Выбрать главу

Закончив работу над историей создания СССР, я стал думать, что же делать дальше. Поначалу я обдумывал возможность продолжить исследование о национальностях в СССР и довести повествование до начала тридцатых годов. Но меня сдерживало то обстоятельство, что, для того чтобы осуществить этот замысел как следует, мне придется выучить несколько трудных и не особенно полезных для меня языков, включая языки тюркской группы. Я неохотно начал изучение турецкого языка по пластинкам, которые мне дала одна женщина. Ей они были не нужны, так как она рассталась со своим турецким женихом. Дело продвигалось неплохо до тех пор, пока я не столкнулся с проблемой гармонии гласных, особенностью урало — алтайской группы языков. Дело в том, что гласные одного и того же слова принадлежат к одной и той же группе, что затрудняет поиски этих букв в словаре. Наконец я сдался и бросил эту затею. Конечно, я продолжал время от времени писать в газеты и журналы о «национальной» проблематике Советского Союза, а также консультировал правительство по этим вопросам, но за исключением одного проекта, о котором речь пойдет ниже, я не занимался исследованиями по этой проблеме.

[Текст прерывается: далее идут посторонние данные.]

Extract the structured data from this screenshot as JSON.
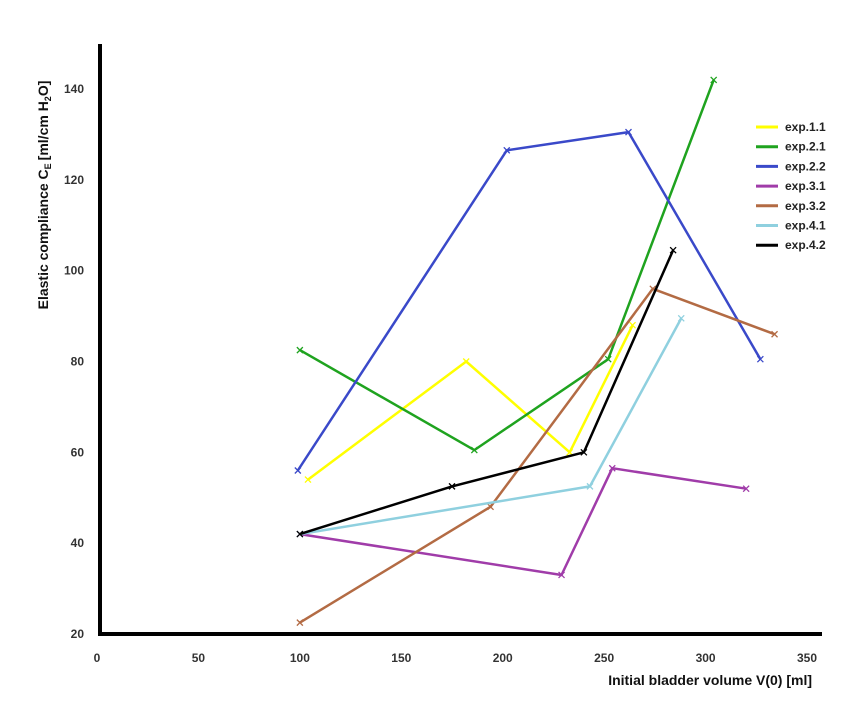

Мое внимание привлекла тема, занимавшая более значительное место в русской истории, а именно политическая культура. Меня поражало сходство между до- и послереволюционной Россией и мне хотелось заглянуть за фасад радикальных лозунгов советской пропаганды, чтобы рассмотреть неизменные черты политической жизни страны. Мне казалось очевидным, что, несмотря на революционную риторику, Советский Союз был «революционным» лишь со стороны, для иностранных государств, что же касается внутреннего положения, то это был глубоко консервативный режим, который имел больше общего с абсолютизмом Николая I, чем с утопичными фантазиями радикалов XIX века. Почему это так? Почему правительство, которое захватило власть во имя самых радикальных идеалов, когда — либо существовавших, так быстро превратилось в оплот реакции, использовавший радикальные лозунги исключительно для целей внешней экспансии? По этому поводу я записал в своем блокноте в 1956–1957 году:

Консервативное движение в России намного более самобытное и национальное, чем либерализм или социализм. Несмотря на то что и либерализм, и социализм имеют национальные корни, их идейное содержание было в основном импортировано с Запада, в то время как консерватизм был явлением местным, как в своем возникновении, так и в своем развитии. То, чего ему не хватало в идейной оригинальности, он вполне компенсировал своей тесной связью с российской жизнью. Следовательно, консерватизм намного лучше объясняет сущность движущих сил русской истории, чем какое — нибудь другое политическое движение дореволюционной эпохи.

Эта идея противоречила разделявшемуся всеми мнению, что Россия была страной радикальной, а советский режим — воплощением социализма Маркса.

В соответствии с этой идеей я решил написать историю русской консервативной мысли. Я начал с монографии о выдающемся консерваторе Николае Карамзине, являвшемся одним из первых русских профессиональных историков. Его «История государства Российского», опубликованная в 1816–1829 годах, привлекла широкое внимание общества. Накануне войны с Наполеоном он написал также «Записку о древней и новой России», предназначавшуюся исключительно для Александра I и его сестры, где мужественно подверг критике внутреннюю и внешнюю политику царя и особенно его смутные планы ослабить самодержавную форму правления. В этой работе, основываясь на исторических доказательствах, Карамзин утверждал, что самодержавие в России было неким оплотом безопасности, щитом и его даже мимолетное исчезновение или ослабление неизбежно приведет ее к краху.

Карамзин привлек мое внимание по нескольким причинам. Это был высокообразованный человек, он писал на прекрасном, хотя и несколько устаревшем, языке и был либеральным консерватором, а не заядлым реакционером. Его «Записка», приблизительно в сто страниц, никогда не была переведена на другие языки.